The health care bill now being proposed takes these measures a step further. In section 1233, the bill says that the elderly shall receive an actual visit from a government official, who will conduct an "advance care planning consultation," if "the individual involved has not had such a consultation within the last 5 years." It goes on to outline what would be discussed at this "consultation," subjects like "the intensity of medical intervention if the patient is pulseless, apneic, or has serious cardiac or pulmonary problems," "the individual's desire regarding transfer to a hospital or remaining at the current care setting," "the use of antibiotics," and "the use of artificially administered nutrition and hydration."

At first glance, it may seem that the elderly, who may not be fully aware of their options, are simply being offered a spectrum of end-of-life treatments. But we at PRI believe that this is in fact an effort to deny the elderly such things. This language will allow meddlesome government bureaucrats into your home to pressure you to refuse - in advance - lifesaving medical care on cost-cutting grounds.

If this seems like an overreaction, consider the records of the political appointees who will be implementing this provision.

Take John Holdren, Obama's new science czar. Holdren has written quite explicitly in favor of mandatory population control. In a book (entitled Ecoscience: Population, Resources, Environment and co-authored with Paul and Anne Ehrlich of "population bomb" fame, Holdren speculates on how population control could probably be instituted without changing the American constitution.

In another noteworthy example, Kathleen Sebelius, Obama's new HHS secretary (replacing the scandal-ridden Tom Daschle), recently complained that most American insurance packages do not include abortion except in limited circumstances.
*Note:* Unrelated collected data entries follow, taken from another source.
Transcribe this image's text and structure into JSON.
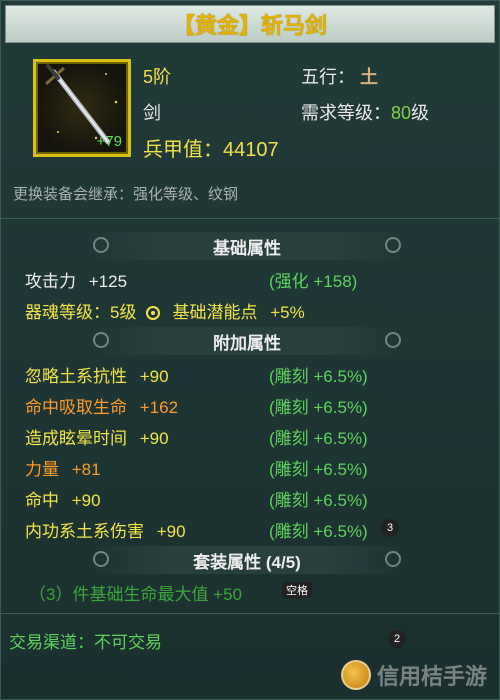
{
  "item": {
    "title": "【黄金】斩马剑",
    "icon": "sword-icon",
    "plus_level": "+79",
    "tier": "5阶",
    "weapon_type": "剑",
    "armor_value_label": "兵甲值：44107",
    "element_label": "五行：",
    "element_glyph": "土",
    "required_level_label": "需求等级：",
    "required_level_value": "80",
    "required_level_unit": "级",
    "inherit_note": "更换装备会继承：强化等级、纹钢"
  },
  "base_section": {
    "heading": "基础属性",
    "attack_label": "攻击力",
    "attack_value": "+125",
    "attack_bonus": "(强化 +158)",
    "soul_level": "器魂等级：5级",
    "potential": "基础潜能点",
    "potential_value": "+5%"
  },
  "extra_section": {
    "heading": "附加属性",
    "rows": [
      {
        "name": "忽略土系抗性",
        "value": "+90",
        "carve": "(雕刻 +6.5%)"
      },
      {
        "name": "命中吸取生命",
        "value": "+162",
        "carve": "(雕刻 +6.5%)"
      },
      {
        "name": "造成眩晕时间",
        "value": "+90",
        "carve": "(雕刻 +6.5%)"
      },
      {
        "name": "力量",
        "value": "+81",
        "carve": "(雕刻 +6.5%)"
      },
      {
        "name": "命中",
        "value": "+90",
        "carve": "(雕刻 +6.5%)"
      },
      {
        "name": "内功系土系伤害",
        "value": "+90",
        "carve": "(雕刻 +6.5%)"
      }
    ]
  },
  "set_section": {
    "heading": "套装属性 (4/5)",
    "bonus": "（3）件基础生命最大值 +50"
  },
  "trade": "交易渠道：不可交易",
  "badges": {
    "row_badge": "3",
    "space_badge": "空格",
    "bottom_badge": "2"
  },
  "watermark": "信用桔手游",
  "colors": {
    "background": "#1d3433",
    "title": "#e3b200",
    "yellow": "#f2e447",
    "orange": "#ff9a2b",
    "green": "#5ed25a"
  }
}
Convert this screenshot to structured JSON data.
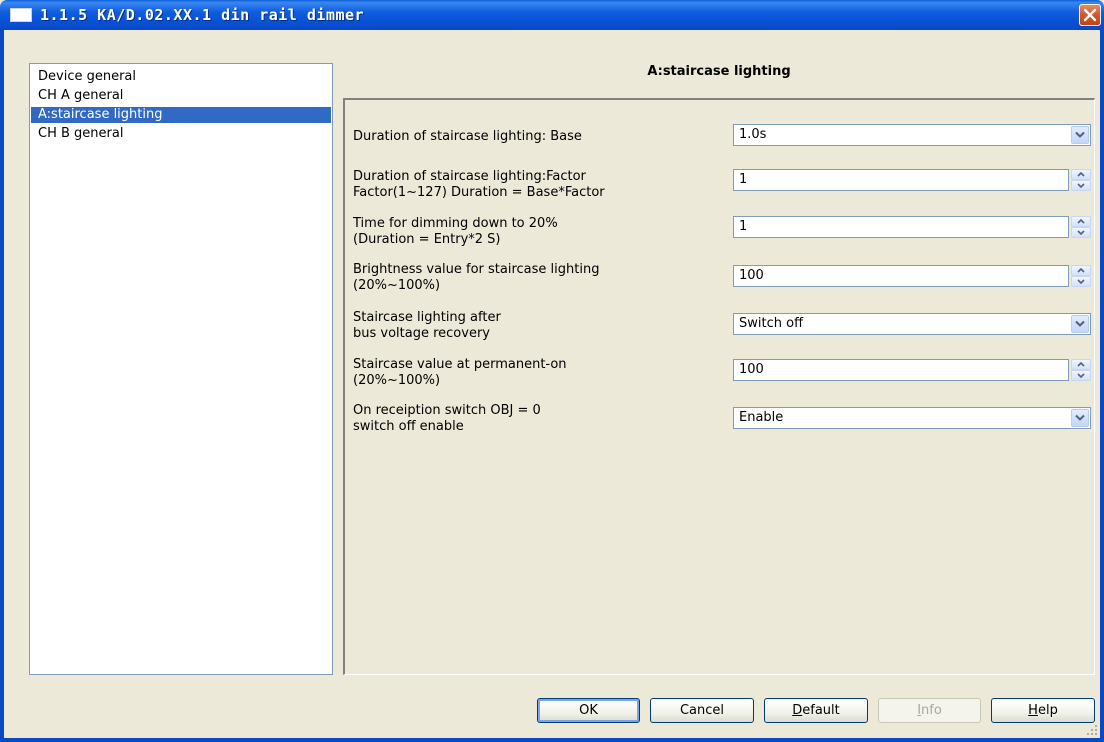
{
  "window": {
    "title": "1.1.5 KA/D.02.XX.1 din rail dimmer"
  },
  "tree": {
    "items": [
      {
        "label": "Device general",
        "selected": false
      },
      {
        "label": "CH A general",
        "selected": false
      },
      {
        "label": "A:staircase lighting",
        "selected": true
      },
      {
        "label": "CH B general",
        "selected": false
      }
    ]
  },
  "section": {
    "title": "A:staircase lighting"
  },
  "params": [
    {
      "line1": "Duration of staircase lighting: Base",
      "line2": "",
      "control": "combo",
      "value": "1.0s"
    },
    {
      "line1": "Duration of staircase lighting:Factor",
      "line2": "Factor(1~127)  Duration = Base*Factor",
      "control": "spin",
      "value": "1"
    },
    {
      "line1": "Time for dimming down to 20%",
      "line2": "(Duration = Entry*2 S)",
      "control": "spin",
      "value": "1"
    },
    {
      "line1": "Brightness value for staircase lighting",
      "line2": "(20%~100%)",
      "control": "spin",
      "value": "100"
    },
    {
      "line1": "Staircase lighting after",
      "line2": "bus voltage recovery",
      "control": "combo",
      "value": "Switch off"
    },
    {
      "line1": "Staircase value at permanent-on",
      "line2": "(20%~100%)",
      "control": "spin",
      "value": "100"
    },
    {
      "line1": "On receiption switch OBJ = 0",
      "line2": "switch off enable",
      "control": "combo",
      "value": "Enable"
    }
  ],
  "buttons": {
    "ok": "OK",
    "cancel": "Cancel",
    "default_first": "D",
    "default_rest": "efault",
    "info_first": "I",
    "info_rest": "nfo",
    "help_first": "H",
    "help_rest": "elp"
  },
  "colors": {
    "titlebar": "#0a48c4",
    "selection": "#316ac5",
    "close": "#d4552a"
  },
  "icons": {
    "app": "window-icon",
    "close": "close-icon",
    "dropdown": "chevron-down-icon",
    "spin_up": "spin-up-icon",
    "spin_down": "spin-down-icon",
    "grip": "resize-grip-icon"
  }
}
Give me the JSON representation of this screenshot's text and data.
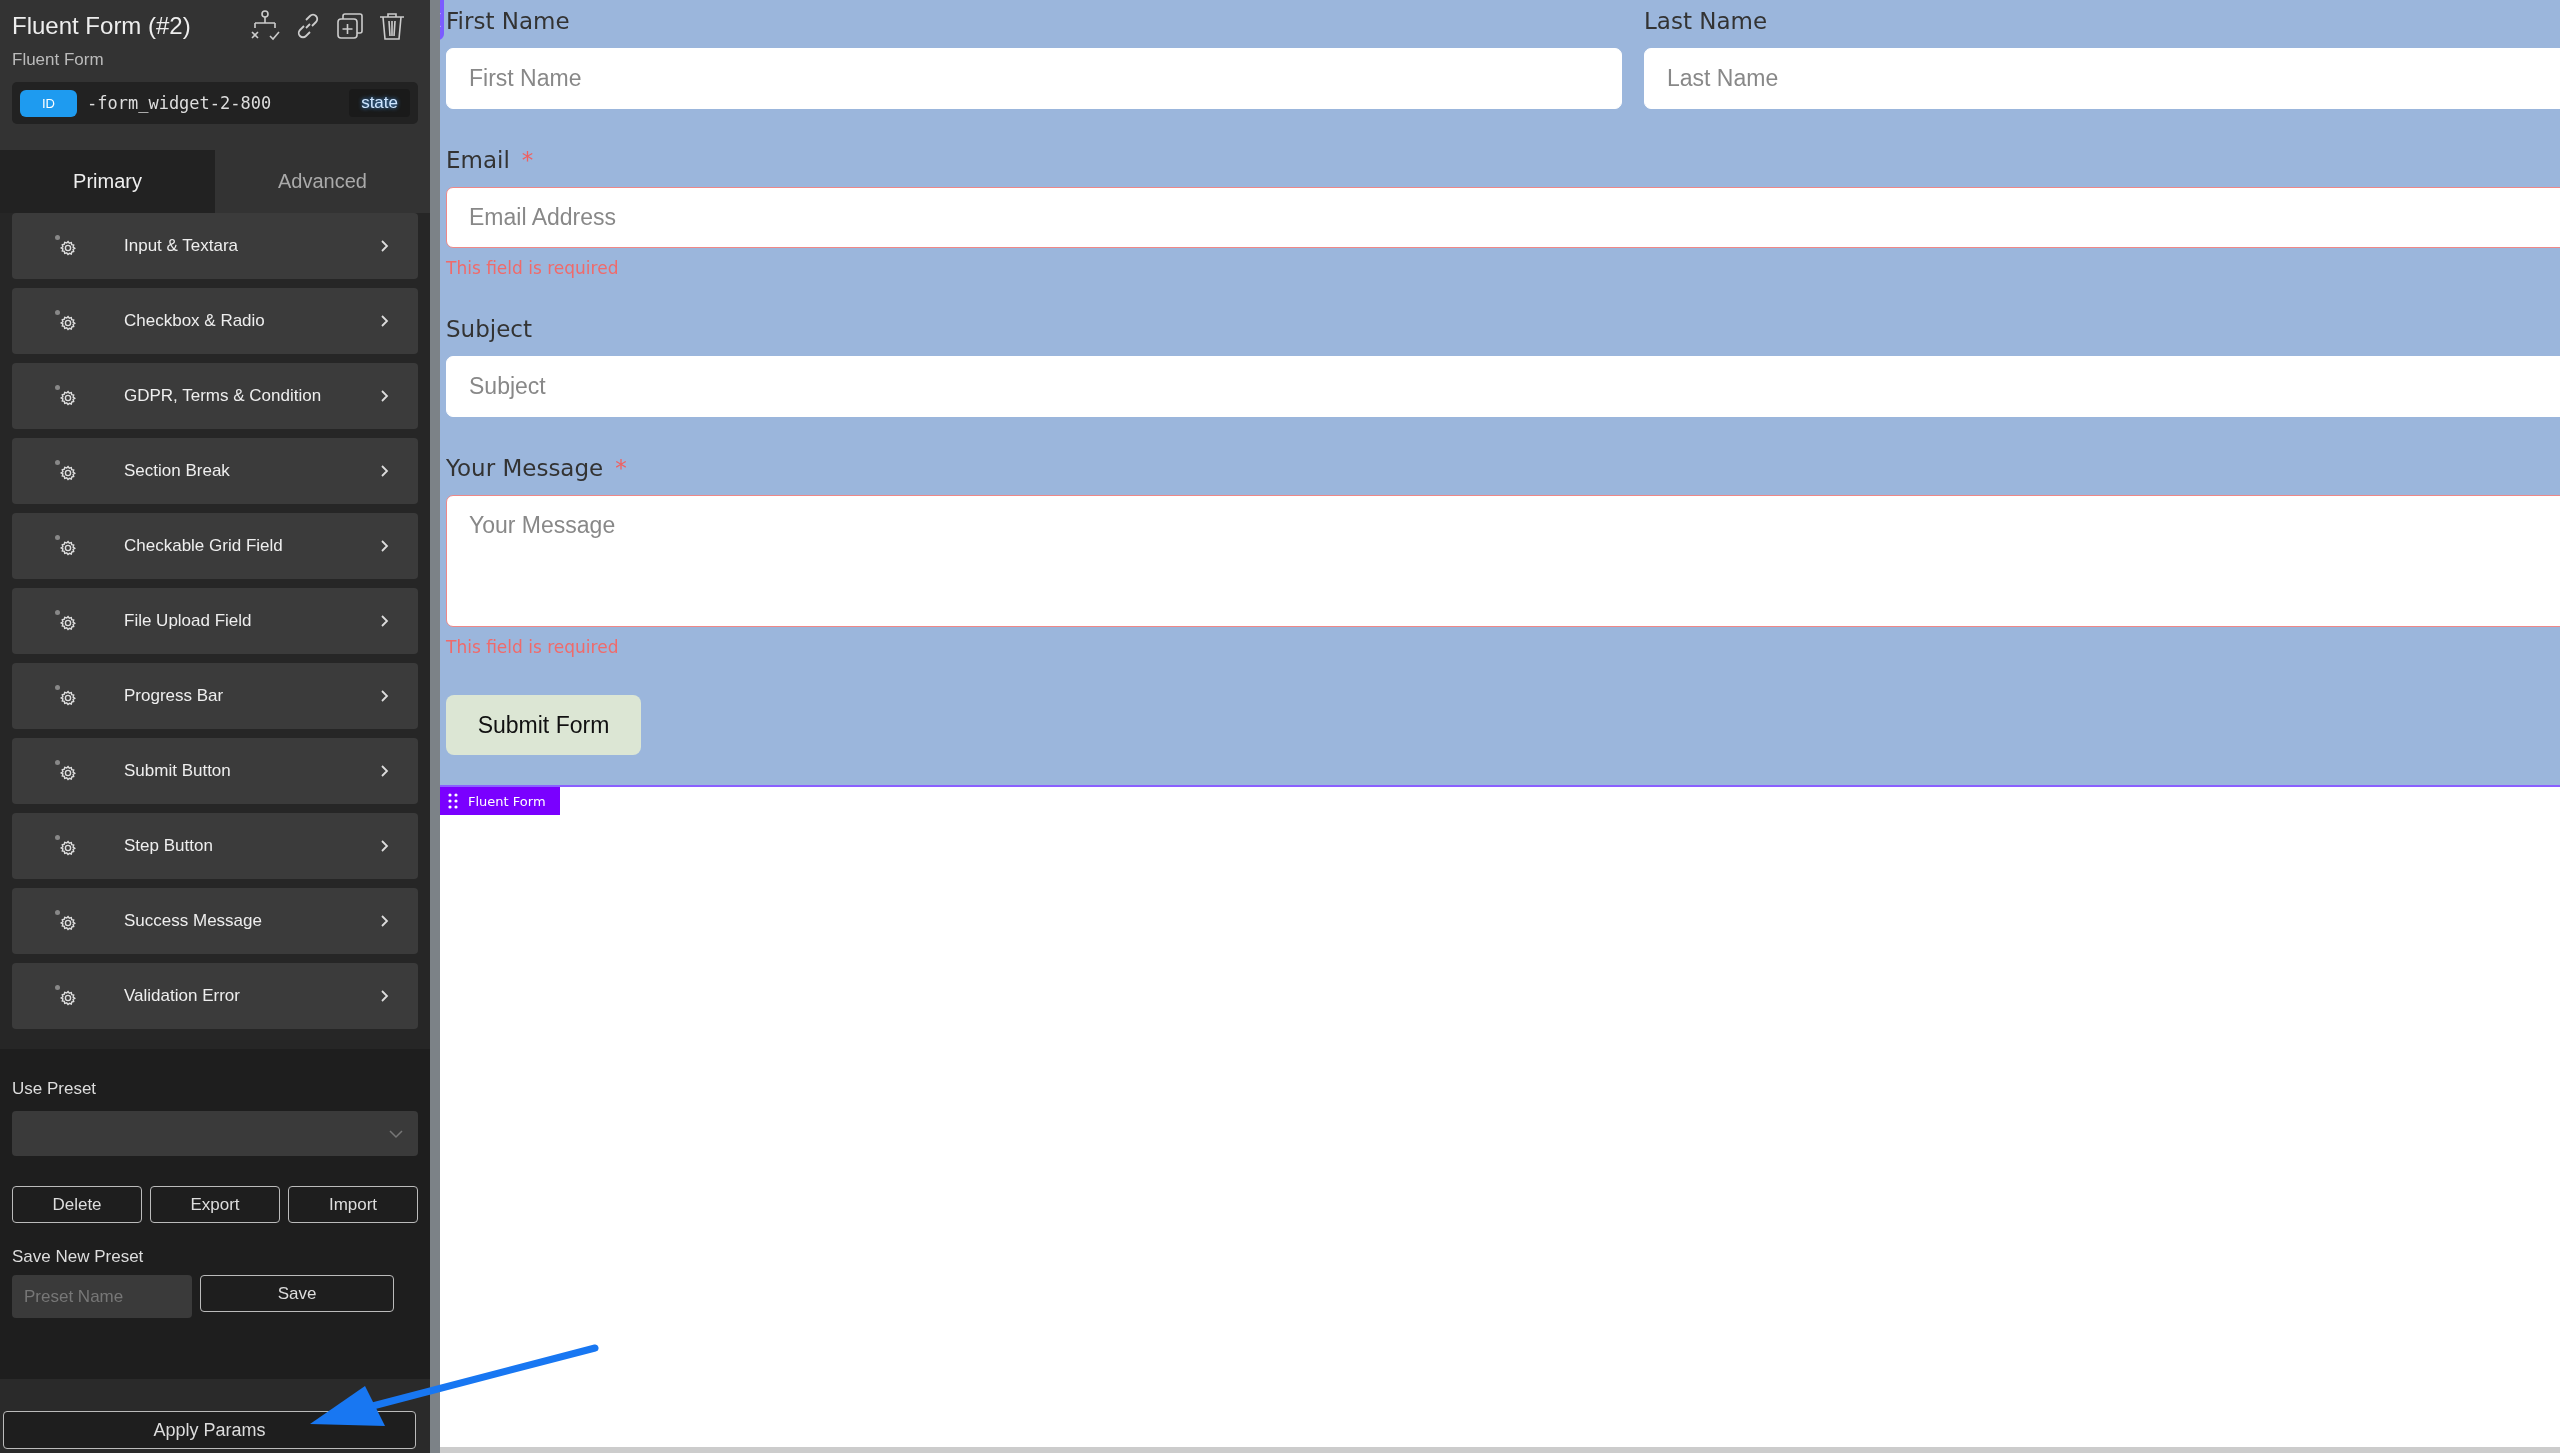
{
  "element": {
    "title": "Fluent Form (#2)",
    "type_label": "Fluent Form",
    "id_badge": "ID",
    "id_value": "-form_widget-2-800",
    "state_badge": "state"
  },
  "tabs": [
    {
      "label": "Primary",
      "selected": true
    },
    {
      "label": "Advanced",
      "selected": false
    }
  ],
  "style_sections": [
    {
      "label": "Input & Textara"
    },
    {
      "label": "Checkbox & Radio"
    },
    {
      "label": "GDPR, Terms & Condition"
    },
    {
      "label": "Section Break"
    },
    {
      "label": "Checkable Grid Field"
    },
    {
      "label": "File Upload Field"
    },
    {
      "label": "Progress Bar"
    },
    {
      "label": "Submit Button"
    },
    {
      "label": "Step Button"
    },
    {
      "label": "Success Message"
    },
    {
      "label": "Validation Error"
    }
  ],
  "presets": {
    "use_label": "Use Preset",
    "buttons": [
      "Delete",
      "Export",
      "Import"
    ],
    "save_label": "Save New Preset",
    "name_placeholder": "Preset Name",
    "save_button": "Save"
  },
  "apply_button": "Apply Params",
  "form": {
    "required_mark": "*",
    "rows": [
      [
        {
          "kind": "text",
          "label": "First Name",
          "placeholder": "First Name",
          "required": false
        },
        {
          "kind": "text",
          "label": "Last Name",
          "placeholder": "Last Name",
          "required": false
        }
      ],
      [
        {
          "kind": "text",
          "label": "Email",
          "placeholder": "Email Address",
          "required": true,
          "error": "This field is required"
        }
      ],
      [
        {
          "kind": "text",
          "label": "Subject",
          "placeholder": "Subject",
          "required": false
        }
      ],
      [
        {
          "kind": "textarea",
          "label": "Your Message",
          "placeholder": "Your Message",
          "required": true,
          "error": "This field is required"
        }
      ]
    ],
    "submit": "Submit Form",
    "badge": "Fluent Form"
  }
}
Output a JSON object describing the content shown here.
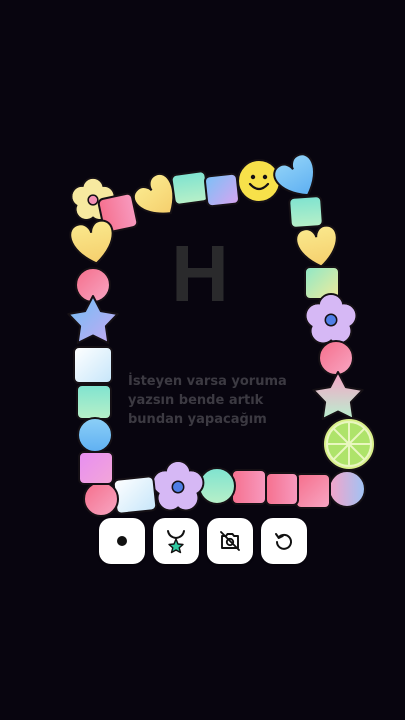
{
  "canvas": {
    "letter": "H",
    "caption_lines": [
      "İsteyen varsa yoruma",
      "yazsın bende artık",
      "bundan yapacağım"
    ]
  },
  "colors": {
    "background": "#08050f",
    "pink": "#f58ab6",
    "mint": "#8ee8c0",
    "yellow": "#f9e08a",
    "blue": "#8ab8f5",
    "lavender": "#c7a4f0",
    "white": "#ffffff"
  },
  "toolbar": {
    "buttons": [
      {
        "name": "record-button",
        "icon": "dot-icon"
      },
      {
        "name": "charm-button",
        "icon": "star-necklace-icon"
      },
      {
        "name": "camera-off-button",
        "icon": "camera-off-icon"
      },
      {
        "name": "undo-button",
        "icon": "rotate-ccw-icon"
      }
    ]
  }
}
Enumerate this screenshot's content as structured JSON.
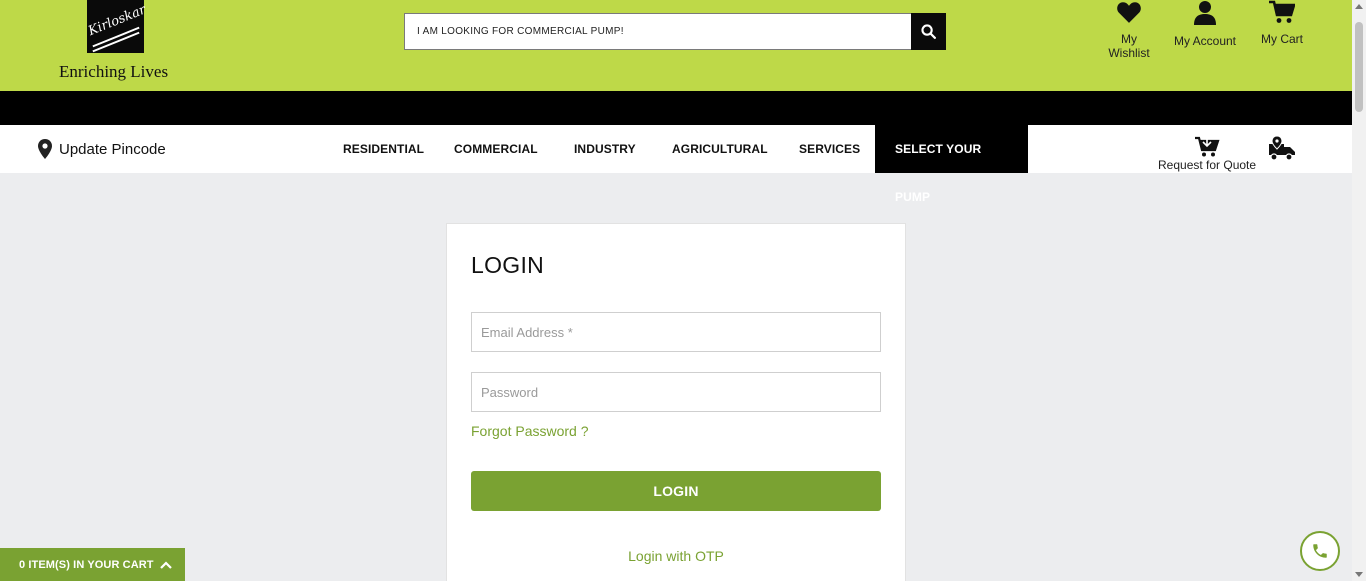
{
  "header": {
    "brand_name": "Kirloskar",
    "tagline": "Enriching Lives",
    "search": {
      "value": "I AM LOOKING FOR COMMERCIAL PUMP!"
    },
    "links": [
      {
        "label": "My Wishlist",
        "icon": "heart-icon"
      },
      {
        "label": "My Account",
        "icon": "user-icon"
      },
      {
        "label": "My Cart",
        "icon": "cart-icon"
      }
    ]
  },
  "nav": {
    "pincode_label": "Update Pincode",
    "items": [
      "RESIDENTIAL",
      "COMMERCIAL",
      "INDUSTRY",
      "AGRICULTURAL",
      "SERVICES",
      "SELECT YOUR PUMP"
    ],
    "active_item": "SELECT YOUR PUMP",
    "rfq_label": "Request for Quote"
  },
  "login": {
    "title": "LOGIN",
    "email_placeholder": "Email Address *",
    "password_placeholder": "Password",
    "forgot_label": "Forgot Password ?",
    "submit_label": "LOGIN",
    "otp_label": "Login with OTP"
  },
  "cart_tab": {
    "label": "0 ITEM(S) IN YOUR CART"
  },
  "colors": {
    "header_green": "#bed948",
    "accent_green": "#7aa232",
    "black": "#000000"
  }
}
Sebelius also drew fire from pro-lifers because of huge campaign donations that she received from the late abortion doctor George Tiller.

And then there is Obama himself, the most pro-abortion, pro-population control president we have ever had. He claims that his health care reform will not increase the national deficit by a single dime. This is, of course, utterly impossible, unless some major concessions are made in the quality of care that Americans receive. Seen in this way, the visit from a government-sponsored "practitioner" sounds less like a complimentary consultation, and more like a government cost-saving measure. It will be at this meeting that the government will decide whether or not a person is worth continuing to care for, or is simply "burdening" the system.

The question is this: Is Obama offering universal insurance to all Americans, but at the cost of health care? Does he think that Americans want universal insurance so badly that they are willing to give up their existing rights to medical care in order to get it?

As a divided Congress, an increasingly critical media, and plummeting approval ratings seem to indicate, the answer is a resounding "no."